Le mot handpan s'impose alors comme nom générique de la famille, puisque Hang est une marque. Les années 2010 voient éclore des dizaines de facteurs, en Espagne, en Italie, en Allemagne, en France, en Israël, aux États-Unis, chacun avec ses gammes et sa signature sonore.
La décennie suivante amène l'étape industrielle : des fabricants asiatiques produisent des coques embouties en acier nitruré, accordées en fin de chaîne, vendues quelques centaines d'euros. C'est ce qui a rendu l'instrument accessible, avec les compromis de qualité que cela suppose.
Comment fonctionne un handpan, concrètement ?
Chaque zone de note est une bosse martelée dont la géométrie est ajustée pour que trois partiels tombent juste : la fondamentale, son octave, et la douzième, c'est-à-dire l'octave plus la quinte. C'est cette superposition d'harmoniques accordées qui produit le timbre chantant caractéristique.
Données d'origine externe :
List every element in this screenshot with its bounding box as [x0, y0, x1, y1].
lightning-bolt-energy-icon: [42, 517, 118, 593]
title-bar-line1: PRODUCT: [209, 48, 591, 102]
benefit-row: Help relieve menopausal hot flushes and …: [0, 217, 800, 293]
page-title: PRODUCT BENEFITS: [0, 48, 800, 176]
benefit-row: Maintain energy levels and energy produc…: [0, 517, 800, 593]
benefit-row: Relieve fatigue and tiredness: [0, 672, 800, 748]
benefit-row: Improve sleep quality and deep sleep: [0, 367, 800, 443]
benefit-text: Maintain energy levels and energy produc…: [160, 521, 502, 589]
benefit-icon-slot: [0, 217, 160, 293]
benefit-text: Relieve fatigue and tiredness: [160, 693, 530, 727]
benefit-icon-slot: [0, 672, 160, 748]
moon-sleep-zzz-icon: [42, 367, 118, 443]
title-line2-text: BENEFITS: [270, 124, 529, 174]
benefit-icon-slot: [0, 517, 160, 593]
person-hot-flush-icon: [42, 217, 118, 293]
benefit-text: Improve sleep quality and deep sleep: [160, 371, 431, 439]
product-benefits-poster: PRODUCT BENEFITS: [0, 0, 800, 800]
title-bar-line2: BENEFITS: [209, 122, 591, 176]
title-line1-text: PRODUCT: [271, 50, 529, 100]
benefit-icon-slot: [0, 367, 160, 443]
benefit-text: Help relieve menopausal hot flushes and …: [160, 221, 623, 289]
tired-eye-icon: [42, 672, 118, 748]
La coque inférieure joue le rôle de résonateur. L'ouverture centrale, le gu, laisse sortir une note très grave quand on frappe le pourtour ou qu'on module l'ouverture avec la main. Le volume d'air enfermé participe pleinement au son, ce qui explique pourquoi un handpan doit vibrer librement et non reposer à plat.
L'acier utilisé est déterminant. Les facteurs travaillent des tôles nitrurées ou inoxydables, traitées pour résister à la corrosion tout en gardant la souplesse nécessaire à l'accordage. Un handpan reste un instrument sous tension, sensible aux chocs et à l'humidité. C'est ce qui explique les précautions d'entretien recommandées par tous les facteurs.
Questions fréquentes
Qui a inventé le handpan ?
Felix Rohner et Sabina Schärer, de l'atelier PANArt à Berne en Suisse, qui ont présenté le Hang en 2000. Rohner venait de la fabrication et de l'accordage de steel pans de Trinidad. L'instrument résulte du croisement entre cette lutherie et la recherche d'une percussion en acier jouable à mains nues.
En quelle année le handpan a-t-il été créé ?
En 2000, sous le nom de Hang. PANArt en a arrêté la production en 2013. Entre-temps, la pénurie a poussé d'autres facteurs à développer leurs propres instruments à partir du milieu des années 2000, sous le nom générique de handpan. La production industrielle en Asie est plus récente encore.
Comment fabrique-t-on un handpan ?
À partir de deux demi-coques d'acier, souvent nitruré. Le facteur forme au marteau une zone bombée par note, puis affine chaque zone à l'oreille jusqu'à ce que la fondamentale, l'octave et la douzième tombent justes. Les deux coques sont ensuite assemblées, l'inférieure étant percée d'une ouverture qui régule la résonance.
Pourquoi le handpan coûte-t-il si cher ?
Parce que l'accordage ne s'automatise pas. Chaque zone est martelée puis contrôlée à l'oreille et à l'analyseur, note après note, harmonique après harmonique, pendant plusieurs heures par instrument. À cela s'ajoutent la matière, les traitements anticorrosion et le fait que la plupart des facteurs travaillent seuls ou à deux.